David también faltó a la verdad cuando, en su lienzo sobre la coronación de Napoleón, colocó entre los asistentes a Leticia Ramolino aunque no se había molestado en asistir. ¿Supone esta mentira algún demérito? Pues claro que no. En una pintura, una película o una novela, la verdad o la mentira son cuestiones artísticas, no científicas. En las redes, la gente puede pontificar todo lo que quiera sobre si la verdadera batalla de Austerlitz fue o no tal como Scott la pinta. A mi me parece más sensato disfrutar con la tremenda belleza del momento, cuando los cañones hacen que el hielo se resquebraje y los enemigos de los franceses mueren ahogados. La ficción es así: nos parecen estéticas tragedias que nos horrorizarían si las viviéramos en la vida real.
Se ha acusado también a la película de ridiculizar a Napoleón. ¿Y? ¿Estamos obligados a ver el personaje desde el punto de vista francés y su obsesión por la grandeur? Scott tiene todo el derecho a darnos una visión crítica. A fin de cuentas, estamos ante un conquistador y un gobernante poco amante de las formas democráticas. Es cierto que el Bonaparte de Joaquin Phoenix no brilla precisamente por su simpatía, pero lo mismo puede decirse de Sheldon Cooper o del doctor House. En lo que a mi respecta, su imagen me parece, en cierto sentido, más real que la de tantos relatos épicos. Encuentro impagable la escena en la que ha de salir corriendo, durante el golpe del 18 de Brumario, para que los diputados no lo despedacen. Al final, su hermano Luciano le sacará las castañas del fuego, como hizo en la vida real.
Aunque los detalles sean falsos, la cinta no se aparta demasiado de las verdades fundamentales. Napoleón y Josefina sí que mantuvieron una relación tóxica, que aquí aparece reflejada a través de las continuas trifulcas. De todas formas, cuando Josefina muere antes de que Napoleón llegue a visitarla, el emperador nos conmueve al mostrarse sinceramente desencajado. Ha perdido al amor de su vida pese a las mutuas infidelidades.
No comparto tampoco el sentimiento airado de los que quejan, con un chauvinismo que parece más francés que español, sobre la omisión de la guerra de la Independencia. Un creador debe elegir, establecer prioridades. De lo contrario, el resultado tendría más semejanza con una entrada de enciclopedia que con una película. Además, ningún hecho es relevante en sí mismo sino solo en relación al discurso más amplio del que forma parte.
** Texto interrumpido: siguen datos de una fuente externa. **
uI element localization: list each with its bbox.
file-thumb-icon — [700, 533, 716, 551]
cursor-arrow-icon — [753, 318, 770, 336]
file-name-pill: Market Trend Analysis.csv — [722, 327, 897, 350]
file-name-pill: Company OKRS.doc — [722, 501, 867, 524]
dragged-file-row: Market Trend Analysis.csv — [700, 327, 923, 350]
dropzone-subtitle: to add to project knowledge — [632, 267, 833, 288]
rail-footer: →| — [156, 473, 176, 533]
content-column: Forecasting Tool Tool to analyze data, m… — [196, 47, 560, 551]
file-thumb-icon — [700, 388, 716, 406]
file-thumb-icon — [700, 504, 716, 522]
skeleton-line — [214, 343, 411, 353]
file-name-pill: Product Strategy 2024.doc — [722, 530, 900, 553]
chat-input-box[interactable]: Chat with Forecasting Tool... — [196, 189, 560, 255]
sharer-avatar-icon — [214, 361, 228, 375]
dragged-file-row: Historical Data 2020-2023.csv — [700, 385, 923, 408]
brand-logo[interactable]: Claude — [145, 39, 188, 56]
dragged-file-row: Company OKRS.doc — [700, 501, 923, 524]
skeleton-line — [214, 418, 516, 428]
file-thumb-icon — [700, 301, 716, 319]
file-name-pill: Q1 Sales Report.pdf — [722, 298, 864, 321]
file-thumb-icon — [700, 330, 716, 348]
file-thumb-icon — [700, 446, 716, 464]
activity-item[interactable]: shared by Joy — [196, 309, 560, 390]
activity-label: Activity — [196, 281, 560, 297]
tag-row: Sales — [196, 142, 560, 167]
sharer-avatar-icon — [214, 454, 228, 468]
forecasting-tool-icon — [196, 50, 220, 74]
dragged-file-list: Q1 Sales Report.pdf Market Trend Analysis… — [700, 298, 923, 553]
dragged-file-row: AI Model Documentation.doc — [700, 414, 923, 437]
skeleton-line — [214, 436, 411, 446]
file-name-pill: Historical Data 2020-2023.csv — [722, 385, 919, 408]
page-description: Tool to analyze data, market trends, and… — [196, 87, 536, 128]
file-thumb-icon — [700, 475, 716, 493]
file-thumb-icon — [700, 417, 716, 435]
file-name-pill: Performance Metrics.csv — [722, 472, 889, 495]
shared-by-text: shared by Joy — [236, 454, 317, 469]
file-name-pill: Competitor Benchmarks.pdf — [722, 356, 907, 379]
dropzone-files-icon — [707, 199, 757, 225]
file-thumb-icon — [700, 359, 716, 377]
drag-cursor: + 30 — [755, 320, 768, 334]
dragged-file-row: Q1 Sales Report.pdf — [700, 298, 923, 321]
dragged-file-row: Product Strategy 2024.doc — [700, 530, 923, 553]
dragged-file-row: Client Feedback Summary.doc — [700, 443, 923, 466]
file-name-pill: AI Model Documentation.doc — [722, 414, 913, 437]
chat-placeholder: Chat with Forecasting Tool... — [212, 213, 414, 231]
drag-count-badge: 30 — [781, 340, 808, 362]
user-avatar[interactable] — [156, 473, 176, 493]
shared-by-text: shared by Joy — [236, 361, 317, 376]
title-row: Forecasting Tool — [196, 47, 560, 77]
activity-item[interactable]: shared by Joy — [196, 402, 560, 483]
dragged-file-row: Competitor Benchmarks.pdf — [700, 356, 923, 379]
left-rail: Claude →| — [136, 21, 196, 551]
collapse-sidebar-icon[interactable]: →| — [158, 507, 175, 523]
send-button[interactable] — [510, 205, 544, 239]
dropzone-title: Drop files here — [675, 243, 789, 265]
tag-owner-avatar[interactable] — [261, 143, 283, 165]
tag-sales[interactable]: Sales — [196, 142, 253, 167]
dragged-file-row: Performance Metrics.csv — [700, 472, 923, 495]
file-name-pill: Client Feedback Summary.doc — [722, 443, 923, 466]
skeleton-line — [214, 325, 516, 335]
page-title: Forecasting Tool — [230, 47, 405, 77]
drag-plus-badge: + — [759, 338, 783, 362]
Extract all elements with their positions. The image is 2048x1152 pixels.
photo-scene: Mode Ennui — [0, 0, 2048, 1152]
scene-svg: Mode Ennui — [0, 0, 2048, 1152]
Si queremos aprender historia, vayamos a la biblioteca. El cine está para otra cosa. Lo que el viento se llevó no pierde un ápice de su embrujo aunque sepamos que idealiza descaradamente al Sur. Lo mismo sucede con Murieron con las botas puestas aunque el auténtico general Custer tuviera más de psicópata que de héroe. JFK, de Oliver Stone, nos seguirá deslumbrando como ejercicio de estilo aunque sea delirante en términos históricos por su insistencia en la conspiranoia. El arte, insistamos una vez más, no es ciencia sino una mentira que nos seduce.